Pica told attendees to start with item one (tools) before moving on to items 2, 3 and 4. I believe that advice is on the mark since cloud storage and cloud security services are in high demand. But I also think there isn’t much money to be made from basic storage and hosted email services. I think there needs to be a…
Step Five: Vertical Market SaaS — something that inspires MSPs and VARs to develop SaaS integration expertise in a specific vertical market. Once you’ve mastered a vertical (say, health care) you can charge a premium for the related storage fees that address compliance and regulatory issues.
Step Six: Mobile Access — Somewhere within the list VARs and MSPs also need to cover mobile cloud; that is, the ability to give customers anywhere, anytime access to applications and data. That any-to-any capability has to push beyond notebooks and PCs to include smart phones, tablets and emerging form factors.
Although Pica’s list is simple and concise, finding and testing the most ideal cloud platforms isn’t easy. And here’s where it gets extra complicated.
To effectively price and brand cloud services, Pica calls on VARs and MSPs to bundle cloud fees into an all-in-one per user monthly fee. Think of it this way: Instead of promoting line-item fees for backup, patch management, remote monitoring, anti-spam and more, Pica says just give the customer a single per user monthly price for everything — without disclosing the price for each component. Privately, you should know your costs and build in the appropriate margins. But publicly you should only disclose the total per-user price.
In other words, Pica wants you to sell customers chocolate cake rather than the individual ingredients that go into chocolate cake.

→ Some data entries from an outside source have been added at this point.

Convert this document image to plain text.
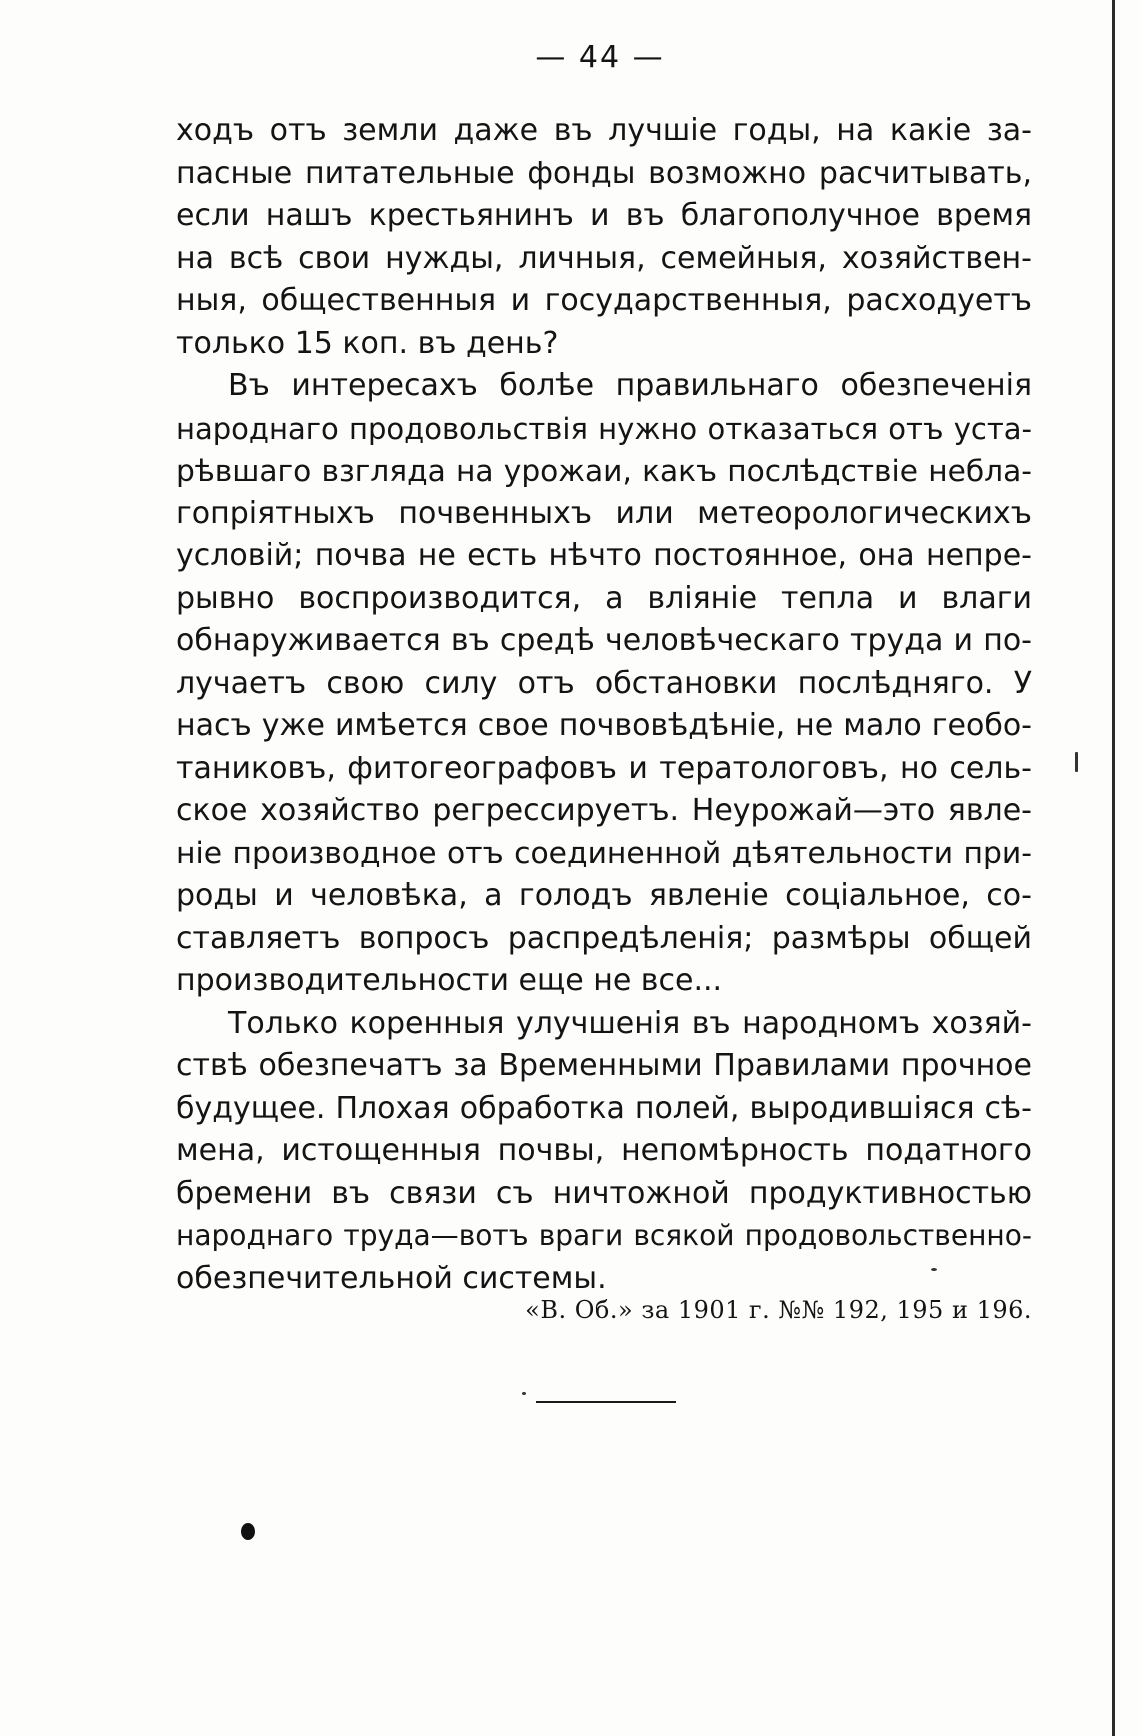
— 44 —
ходъ отъ земли даже въ лучшіе годы, на какіе за-
пасные питательные фонды возможно расчитывать,
если нашъ крестьянинъ и въ благополучное время
на всѣ свои нужды, личныя, семейныя, хозяйствен-
ныя, общественныя и государственныя, расходуетъ
только 15 коп. въ день?
Въ интересахъ болѣе правильнаго обезпеченія
народнаго продовольствія нужно отказаться отъ уста-
рѣвшаго взгляда на урожаи, какъ послѣдствіе небла-
гопріятныхъ почвенныхъ или метеорологическихъ
условій; почва не есть нѣчто постоянное, она непре-
рывно воспроизводится, а вліяніе тепла и влаги
обнаруживается въ средѣ человѣческаго труда и по-
лучаетъ свою силу отъ обстановки послѣдняго. У
насъ уже имѣется свое почвовѣдѣніе, не мало геобо-
таниковъ, фитогеографовъ и тератологовъ, но сель-
ское хозяйство регрессируетъ. Неурожай—это явле-
ніе производное отъ соединенной дѣятельности при-
роды и человѣка, а голодъ явленіе соціальное, со-
ставляетъ вопросъ распредѣленія; размѣры общей
производительности еще не все...
Только коренныя улучшенія въ народномъ хозяй-
ствѣ обезпечатъ за Временными Правилами прочное
будущее. Плохая обработка полей, выродившіяся сѣ-
мена, истощенныя почвы, непомѣрность податного
бремени въ связи съ ничтожной продуктивностью
народнаго труда—вотъ враги всякой продовольственно-
обезпечительной системы.
«В. Об.» за 1901 г. №№ 192, 195 и 196.
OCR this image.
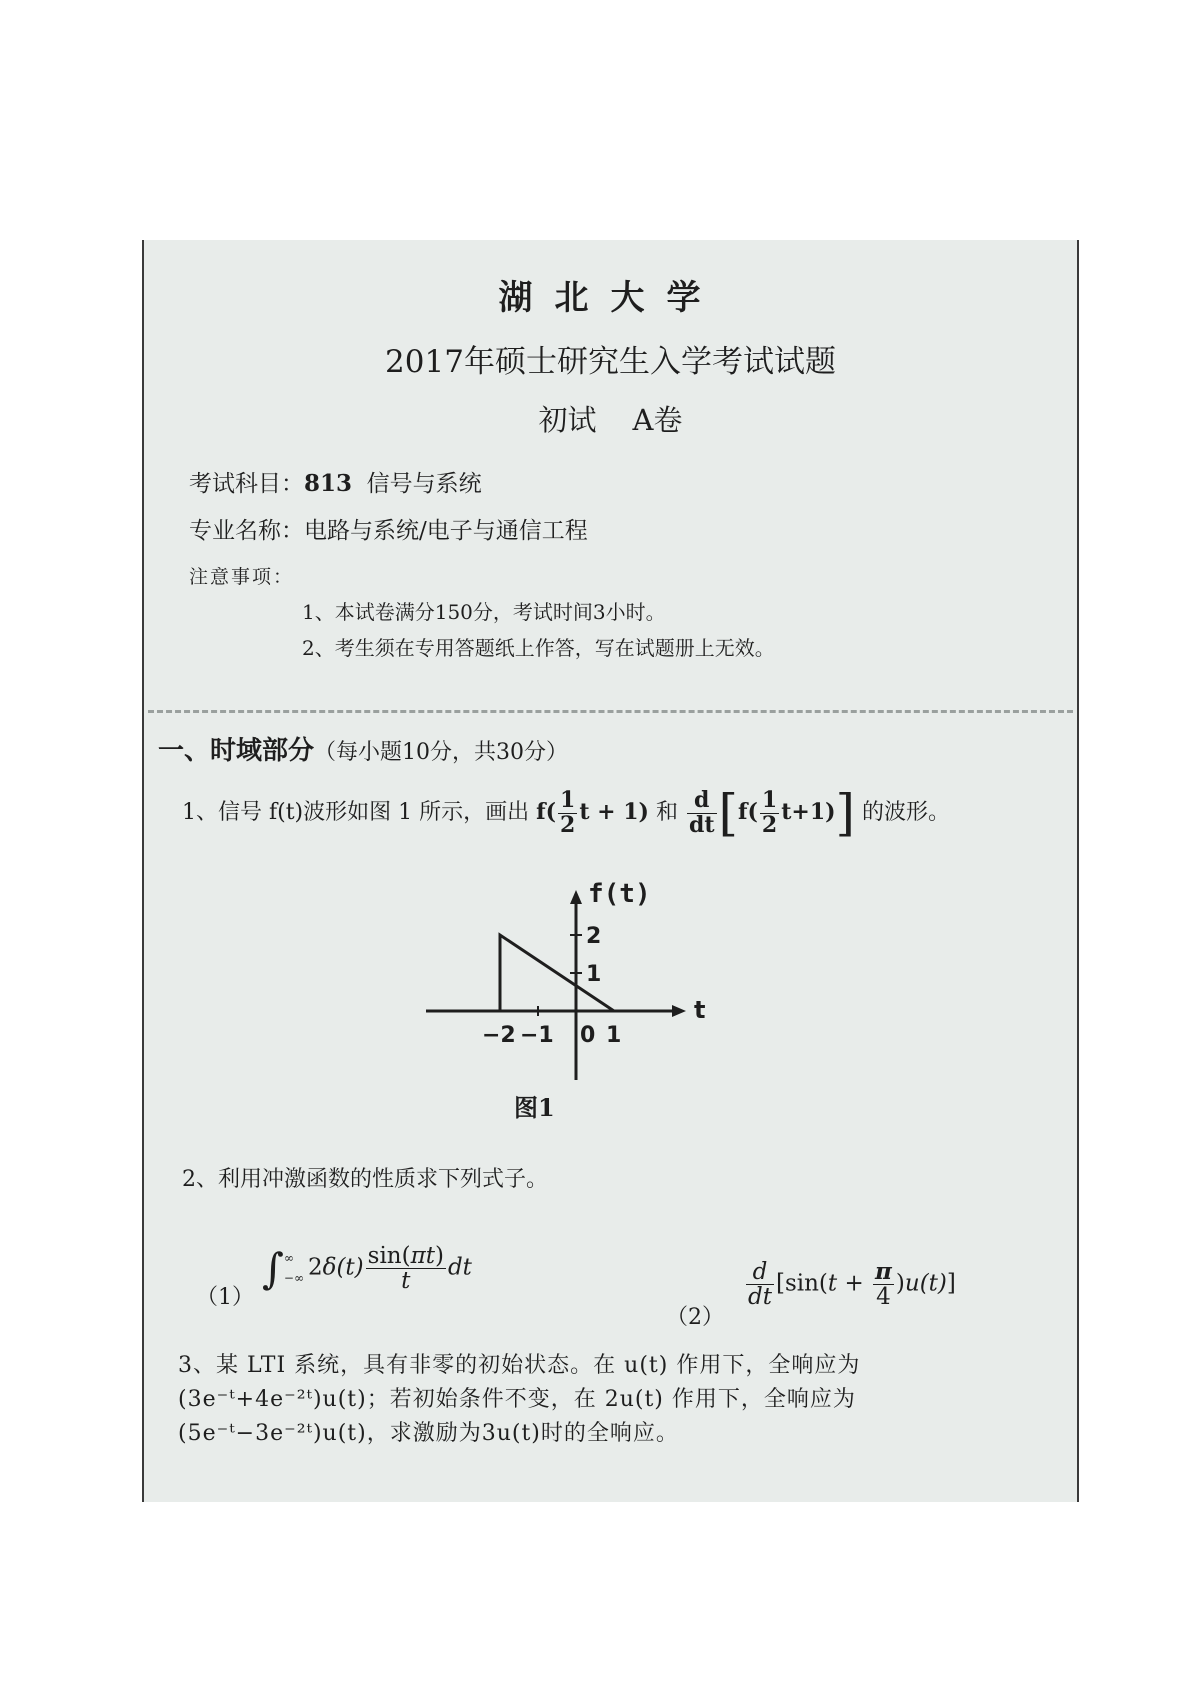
湖北大学
2017年硕士研究生入学考试试题
初试 A卷
考试科目：813 信号与系统
专业名称：电路与系统/电子与通信工程
注意事项：
1、本试卷满分150分，考试时间3小时。
2、考生须在专用答题纸上作答，写在试题册上无效。
一、时域部分（每小题10分，共30分）
1、信号 f(t)波形如图 1 所示，画出 $f( \frac{1}{2}$ t + 1) 和 $\frac{d}{dt} [f( \frac{1}{2} t+1)]$ 的波形。
f(t)
t
2
1
−2 −1 0 1
图1
2、利用冲激函数的性质求下列式子。
（1）
∫∞
−∞ $2\delta(t) \frac{\sin(\pi t)}{t}$ dt
（2）
$\frac{d}{dt} [\sin(t + \frac{\pi}{4} )u(t)]$
3、某 LTI 系统，具有非零的初始状态。在 u(t) 作用下，全响应为
(3e⁻ᵗ+4e⁻²ᵗ)u(t)；若初始条件不变，在 2u(t) 作用下，全响应为
(5e⁻ᵗ−3e⁻²ᵗ)u(t)，求激励为3u(t)时的全响应。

Sounds sweet. But here’s the hard part: You need to choose the best ingredients for your chocolate cake. Cloud storage providers are going to come and go. Cloud security providers are getting acquired each week. You’ve got to do a lot of homework to find the best ingredients for your cloud services.
Then, you need your own contingency plan that allows you to migrate to a new cloud service if your current provider implodes, gets acquired or fails to meet your needs.
I didn’t say this was going to be easy. But I do think Pica’s advice greatly simplifies the cloud conversation for VARs and MSPs.